Landet man auf Taipehs internationalem Flughafen, wird einem schnell die Energie und Kultiviertheit Taiwans bewusst. Die Busfahrt in die Stadt ist überaus beeindruckend und erinnert vielmehr an Hong Kong, als beispielsweise an Peking. An im tropischen Dunst glitzernden Hochhaussiedlungen vorbei und über leuchtende Magistralen, flitzt man in eine junge, moderne Millionenmetropole, die schon bei der Einfahrt Zivilisation mit tropischem Flair verbindet. Hier treffen sich östliche und westliche Einflüsse permanent in der Attitüde der Einwohner, ihrer Küche und auch ihren Bars – Taiwan schöpf kulturell und kulinarisch aus dem Vollen.
Oase im Partywirbel
Im Ausgehviertel Xin Yi finden wir am Fuße des dem Bambus nachempfundenen Taipei101-Wolkenkratzers unsere erste Empfehlung: Barcode. Die Getränkekarte dieser Institution Taipeis lässt zwar Ambition erkennen. Doch scheint diese Bar von vornherein eher als Club angelegt worden zu sein und dementsprechend konditioniert ist leider auch das Personal. Brandy Crusta und Coffee Cocktail sind für einen Club zwar gar nicht übel. Doch reizt uns das hiesige sehen-und-gesehen-werden zu angestaubten Houseklassikern nicht und wir verabschieden uns wieder zügig.

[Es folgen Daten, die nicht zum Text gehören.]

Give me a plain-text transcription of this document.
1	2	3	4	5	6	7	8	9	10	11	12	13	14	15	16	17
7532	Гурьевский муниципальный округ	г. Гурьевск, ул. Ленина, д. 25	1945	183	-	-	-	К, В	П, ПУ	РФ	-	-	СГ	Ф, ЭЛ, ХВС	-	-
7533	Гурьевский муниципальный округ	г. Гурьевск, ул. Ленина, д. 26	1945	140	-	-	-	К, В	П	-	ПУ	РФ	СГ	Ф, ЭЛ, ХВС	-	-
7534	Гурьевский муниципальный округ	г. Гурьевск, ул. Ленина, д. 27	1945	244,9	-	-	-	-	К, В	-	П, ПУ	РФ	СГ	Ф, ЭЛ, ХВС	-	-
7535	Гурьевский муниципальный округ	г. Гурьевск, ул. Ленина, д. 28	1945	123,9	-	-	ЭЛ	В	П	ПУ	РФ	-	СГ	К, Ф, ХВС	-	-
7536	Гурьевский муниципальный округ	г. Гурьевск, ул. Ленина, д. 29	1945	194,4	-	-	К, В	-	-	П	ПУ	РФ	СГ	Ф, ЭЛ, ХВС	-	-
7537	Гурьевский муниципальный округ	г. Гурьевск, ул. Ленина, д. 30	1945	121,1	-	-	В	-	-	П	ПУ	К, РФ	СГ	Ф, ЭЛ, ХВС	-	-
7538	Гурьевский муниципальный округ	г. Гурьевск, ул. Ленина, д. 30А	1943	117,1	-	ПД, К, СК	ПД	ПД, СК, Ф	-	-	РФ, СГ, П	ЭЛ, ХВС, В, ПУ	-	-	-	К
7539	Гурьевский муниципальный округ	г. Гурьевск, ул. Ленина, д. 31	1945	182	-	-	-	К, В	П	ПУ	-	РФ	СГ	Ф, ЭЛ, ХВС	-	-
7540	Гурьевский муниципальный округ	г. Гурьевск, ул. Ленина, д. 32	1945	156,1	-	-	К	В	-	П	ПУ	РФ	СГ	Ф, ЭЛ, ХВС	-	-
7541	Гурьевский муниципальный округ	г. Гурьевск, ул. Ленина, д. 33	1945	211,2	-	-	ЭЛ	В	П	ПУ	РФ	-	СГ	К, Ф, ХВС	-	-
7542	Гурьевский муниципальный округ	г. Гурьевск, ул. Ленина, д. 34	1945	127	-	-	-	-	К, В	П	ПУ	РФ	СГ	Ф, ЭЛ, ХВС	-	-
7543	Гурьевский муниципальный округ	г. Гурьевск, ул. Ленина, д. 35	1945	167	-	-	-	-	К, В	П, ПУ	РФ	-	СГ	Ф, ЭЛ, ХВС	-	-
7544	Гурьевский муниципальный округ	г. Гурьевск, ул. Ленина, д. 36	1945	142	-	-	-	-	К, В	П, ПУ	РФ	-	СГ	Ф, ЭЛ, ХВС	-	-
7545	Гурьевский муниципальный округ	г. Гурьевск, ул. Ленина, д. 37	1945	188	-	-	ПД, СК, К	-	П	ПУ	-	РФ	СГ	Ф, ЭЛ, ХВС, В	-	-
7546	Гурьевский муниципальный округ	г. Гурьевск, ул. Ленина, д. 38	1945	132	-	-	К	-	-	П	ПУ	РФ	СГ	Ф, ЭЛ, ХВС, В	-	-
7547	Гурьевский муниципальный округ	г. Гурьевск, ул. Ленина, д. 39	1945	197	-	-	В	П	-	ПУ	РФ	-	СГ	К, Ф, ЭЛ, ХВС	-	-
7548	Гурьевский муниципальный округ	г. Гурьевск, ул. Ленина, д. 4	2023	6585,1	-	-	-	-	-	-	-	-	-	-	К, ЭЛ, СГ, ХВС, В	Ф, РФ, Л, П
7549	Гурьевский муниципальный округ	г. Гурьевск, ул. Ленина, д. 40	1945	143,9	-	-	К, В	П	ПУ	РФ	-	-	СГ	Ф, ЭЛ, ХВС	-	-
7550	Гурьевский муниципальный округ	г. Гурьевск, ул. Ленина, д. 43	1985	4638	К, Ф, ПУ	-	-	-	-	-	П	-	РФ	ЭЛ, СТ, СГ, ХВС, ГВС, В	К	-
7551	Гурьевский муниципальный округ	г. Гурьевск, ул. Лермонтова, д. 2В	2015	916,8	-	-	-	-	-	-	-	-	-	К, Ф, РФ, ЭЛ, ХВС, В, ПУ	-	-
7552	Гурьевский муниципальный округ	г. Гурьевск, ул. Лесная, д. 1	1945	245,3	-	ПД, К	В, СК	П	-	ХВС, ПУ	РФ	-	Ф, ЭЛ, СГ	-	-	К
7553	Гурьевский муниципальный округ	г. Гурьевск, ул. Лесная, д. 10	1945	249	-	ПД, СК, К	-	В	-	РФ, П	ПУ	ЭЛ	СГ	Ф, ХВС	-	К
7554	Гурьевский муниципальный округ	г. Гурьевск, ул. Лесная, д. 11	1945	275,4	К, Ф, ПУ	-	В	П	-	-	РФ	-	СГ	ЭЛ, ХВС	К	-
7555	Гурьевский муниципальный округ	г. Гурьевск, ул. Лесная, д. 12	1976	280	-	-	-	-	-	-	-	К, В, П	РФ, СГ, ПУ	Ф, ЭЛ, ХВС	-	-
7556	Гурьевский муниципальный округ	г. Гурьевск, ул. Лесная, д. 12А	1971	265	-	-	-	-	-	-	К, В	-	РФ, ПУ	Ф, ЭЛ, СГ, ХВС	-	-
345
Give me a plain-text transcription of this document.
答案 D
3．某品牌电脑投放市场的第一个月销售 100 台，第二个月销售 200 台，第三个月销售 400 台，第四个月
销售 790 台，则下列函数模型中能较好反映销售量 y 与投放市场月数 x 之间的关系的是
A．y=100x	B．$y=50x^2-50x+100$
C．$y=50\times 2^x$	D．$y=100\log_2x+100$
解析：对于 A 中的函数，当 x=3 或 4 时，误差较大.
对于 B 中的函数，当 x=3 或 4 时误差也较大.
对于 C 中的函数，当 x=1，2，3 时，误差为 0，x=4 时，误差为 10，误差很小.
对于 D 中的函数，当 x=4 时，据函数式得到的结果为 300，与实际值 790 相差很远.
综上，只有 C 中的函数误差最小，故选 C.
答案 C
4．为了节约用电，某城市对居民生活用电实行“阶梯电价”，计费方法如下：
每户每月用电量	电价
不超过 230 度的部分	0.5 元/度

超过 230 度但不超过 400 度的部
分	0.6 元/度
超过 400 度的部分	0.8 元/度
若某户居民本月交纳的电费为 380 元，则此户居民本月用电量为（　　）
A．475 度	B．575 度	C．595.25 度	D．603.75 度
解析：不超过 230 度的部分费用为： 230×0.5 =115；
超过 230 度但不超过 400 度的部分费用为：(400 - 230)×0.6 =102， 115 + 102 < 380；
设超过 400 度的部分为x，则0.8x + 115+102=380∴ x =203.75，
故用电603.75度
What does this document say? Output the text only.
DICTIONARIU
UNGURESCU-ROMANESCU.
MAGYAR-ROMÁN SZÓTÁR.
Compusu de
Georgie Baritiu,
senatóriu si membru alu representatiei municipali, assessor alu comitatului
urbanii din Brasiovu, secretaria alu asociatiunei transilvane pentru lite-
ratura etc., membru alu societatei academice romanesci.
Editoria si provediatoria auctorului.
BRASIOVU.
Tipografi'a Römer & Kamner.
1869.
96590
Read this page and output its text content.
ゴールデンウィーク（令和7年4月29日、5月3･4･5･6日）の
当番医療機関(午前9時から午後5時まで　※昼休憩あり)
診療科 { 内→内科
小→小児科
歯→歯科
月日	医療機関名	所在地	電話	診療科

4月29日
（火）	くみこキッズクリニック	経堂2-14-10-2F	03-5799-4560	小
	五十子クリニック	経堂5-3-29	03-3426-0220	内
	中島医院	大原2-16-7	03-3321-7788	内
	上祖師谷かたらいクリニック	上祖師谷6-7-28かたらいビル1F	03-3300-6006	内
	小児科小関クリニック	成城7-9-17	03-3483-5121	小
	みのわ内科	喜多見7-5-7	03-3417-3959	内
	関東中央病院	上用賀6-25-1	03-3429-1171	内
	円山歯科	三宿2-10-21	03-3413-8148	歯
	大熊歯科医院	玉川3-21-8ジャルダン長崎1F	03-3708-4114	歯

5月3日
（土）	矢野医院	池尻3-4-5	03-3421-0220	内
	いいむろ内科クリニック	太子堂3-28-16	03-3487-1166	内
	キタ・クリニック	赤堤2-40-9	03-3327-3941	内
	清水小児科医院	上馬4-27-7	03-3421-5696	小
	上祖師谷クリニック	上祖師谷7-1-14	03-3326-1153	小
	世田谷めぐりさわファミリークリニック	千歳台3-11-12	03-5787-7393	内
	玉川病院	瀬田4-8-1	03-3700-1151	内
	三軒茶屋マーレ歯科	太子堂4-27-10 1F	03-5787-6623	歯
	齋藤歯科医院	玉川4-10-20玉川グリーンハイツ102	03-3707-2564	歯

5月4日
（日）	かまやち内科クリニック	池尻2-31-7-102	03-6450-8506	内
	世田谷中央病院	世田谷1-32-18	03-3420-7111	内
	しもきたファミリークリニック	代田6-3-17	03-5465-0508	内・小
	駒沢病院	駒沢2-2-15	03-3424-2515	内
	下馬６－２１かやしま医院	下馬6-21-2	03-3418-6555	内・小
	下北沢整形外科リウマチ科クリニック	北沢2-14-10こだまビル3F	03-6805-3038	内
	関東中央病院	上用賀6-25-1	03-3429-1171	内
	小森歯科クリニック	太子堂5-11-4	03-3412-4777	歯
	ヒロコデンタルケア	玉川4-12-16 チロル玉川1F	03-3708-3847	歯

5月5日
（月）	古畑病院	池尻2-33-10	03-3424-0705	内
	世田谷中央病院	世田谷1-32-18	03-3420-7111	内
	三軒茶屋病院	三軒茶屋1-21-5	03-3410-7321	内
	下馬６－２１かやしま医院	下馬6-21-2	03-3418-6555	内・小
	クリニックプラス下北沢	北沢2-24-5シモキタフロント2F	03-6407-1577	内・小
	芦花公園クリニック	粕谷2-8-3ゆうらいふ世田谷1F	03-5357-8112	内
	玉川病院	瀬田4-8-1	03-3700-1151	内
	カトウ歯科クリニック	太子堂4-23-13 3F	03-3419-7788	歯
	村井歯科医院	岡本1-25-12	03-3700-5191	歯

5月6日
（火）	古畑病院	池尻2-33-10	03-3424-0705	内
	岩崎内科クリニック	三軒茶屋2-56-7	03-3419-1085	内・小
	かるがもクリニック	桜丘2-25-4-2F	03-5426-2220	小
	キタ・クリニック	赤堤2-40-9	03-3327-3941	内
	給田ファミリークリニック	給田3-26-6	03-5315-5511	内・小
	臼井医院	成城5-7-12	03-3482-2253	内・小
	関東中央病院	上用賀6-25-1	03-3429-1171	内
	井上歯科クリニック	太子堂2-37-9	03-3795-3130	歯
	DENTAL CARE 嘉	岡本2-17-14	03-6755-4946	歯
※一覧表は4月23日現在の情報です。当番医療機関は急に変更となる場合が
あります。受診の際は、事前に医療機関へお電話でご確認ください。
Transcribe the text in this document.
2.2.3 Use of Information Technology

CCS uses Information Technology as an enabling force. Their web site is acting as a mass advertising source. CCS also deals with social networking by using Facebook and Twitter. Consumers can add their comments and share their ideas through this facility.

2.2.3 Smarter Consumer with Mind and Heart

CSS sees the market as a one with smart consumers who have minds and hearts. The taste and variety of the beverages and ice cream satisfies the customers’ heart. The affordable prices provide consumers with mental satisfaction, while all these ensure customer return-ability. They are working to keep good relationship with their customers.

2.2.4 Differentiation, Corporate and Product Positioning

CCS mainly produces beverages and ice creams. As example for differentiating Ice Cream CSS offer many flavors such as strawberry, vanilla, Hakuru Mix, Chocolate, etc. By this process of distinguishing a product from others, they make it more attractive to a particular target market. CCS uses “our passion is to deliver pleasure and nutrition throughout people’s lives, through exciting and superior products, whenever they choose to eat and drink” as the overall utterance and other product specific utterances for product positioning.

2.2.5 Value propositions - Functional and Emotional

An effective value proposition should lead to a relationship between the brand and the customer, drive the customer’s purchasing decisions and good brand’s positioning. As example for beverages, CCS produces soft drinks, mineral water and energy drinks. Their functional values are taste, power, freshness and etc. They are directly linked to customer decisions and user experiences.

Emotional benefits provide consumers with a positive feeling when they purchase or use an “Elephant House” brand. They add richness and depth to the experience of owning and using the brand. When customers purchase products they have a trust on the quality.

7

Auf der Rückseite des gleichen, mit Bars und Clubs gefüllten Blockes, findet sich das für seinen Stil gefeierte Hotel Home. Auch hier gibt es im Erdgeschoss eine schön gebaute, doch überaus flach und laut beschallte Abschleppbörse. Wir stellen schon die Quelle unserer Empfehlungen in Frage, bis wir unser Ziel in der dritten Etage finden: Bar Marsalis.
Der uns empfohlene Bartender Kae ist inzwischen zwar schon nach Singapur weiter gezogen. Doch werden wir von einem jungen Jeremy Hsu bedient, der uns angenehm dezent, doch jederzeit präsent einen Ramos Gin Fizz und Name Of Samurai serviert. Letzterer ist eine mit Shiso und japanischem Kakuwhisky zubereitete Kreation des Hauses, sehr erquicklich in der feuchten Hitze Taiwans und eine erfrischende südostasiatische Mint-Julep-Variation. Der Ramos Gin Fizz wird mit einem auf Maß zugeschnittenen Eisstab gekühlt, leidet jedoch an der etwas weniger hohen Qualität des Shake-Eises. Ansonsten gibt es überhaupt nichts auszusetzen am immer präsenten Service, der anspruchsvollen Barmusik und der Getränkeauswahl. Die Bar Marsalis ist ein gutes Beispiel für eine stilvolle Altherrenbar, die aber überaus jung und modern ist!
Speakeasy auch in Fernost
Nur zehn Fußminuten entfernt, auf der anderen Seite des omnipräsenten, über 500m hohen Taipeh101 gelegen, betreten wir die Bar Alchemy. Nach einem verbalen „Haben Sie eine Reservierung?“-Tanz mit den anmutigen Empfangsdamen, verhilft uns schließlich der hier wirkende Angus Zou zum Eintritt. Stilecht verschiebt sich eine als Buchregal getarnte Geheimtür und lässt uns ein in die Trinkhöhle über dem Restaurant Marquee. Die Karte umfasst auf Klassikern basierende Variationen, die oft auf ungewöhnliche aber elegante Weise präsentiert werden. Wir entscheiden uns für einen New York Sour und einen weiteren auf Shiso basierendem Alchemyoriginal. Letzterer ist ebenso großartig wie in der vorangegangenen Bar und wir fragen uns, wer von wem „inspiriert“ wurde? Der New York Sour ist ein hervorragender Sour, wird jedoch leider mit Port bereitet und lässt damit den erhofften, trockenen Biss eines passenden Rotweines vermissen.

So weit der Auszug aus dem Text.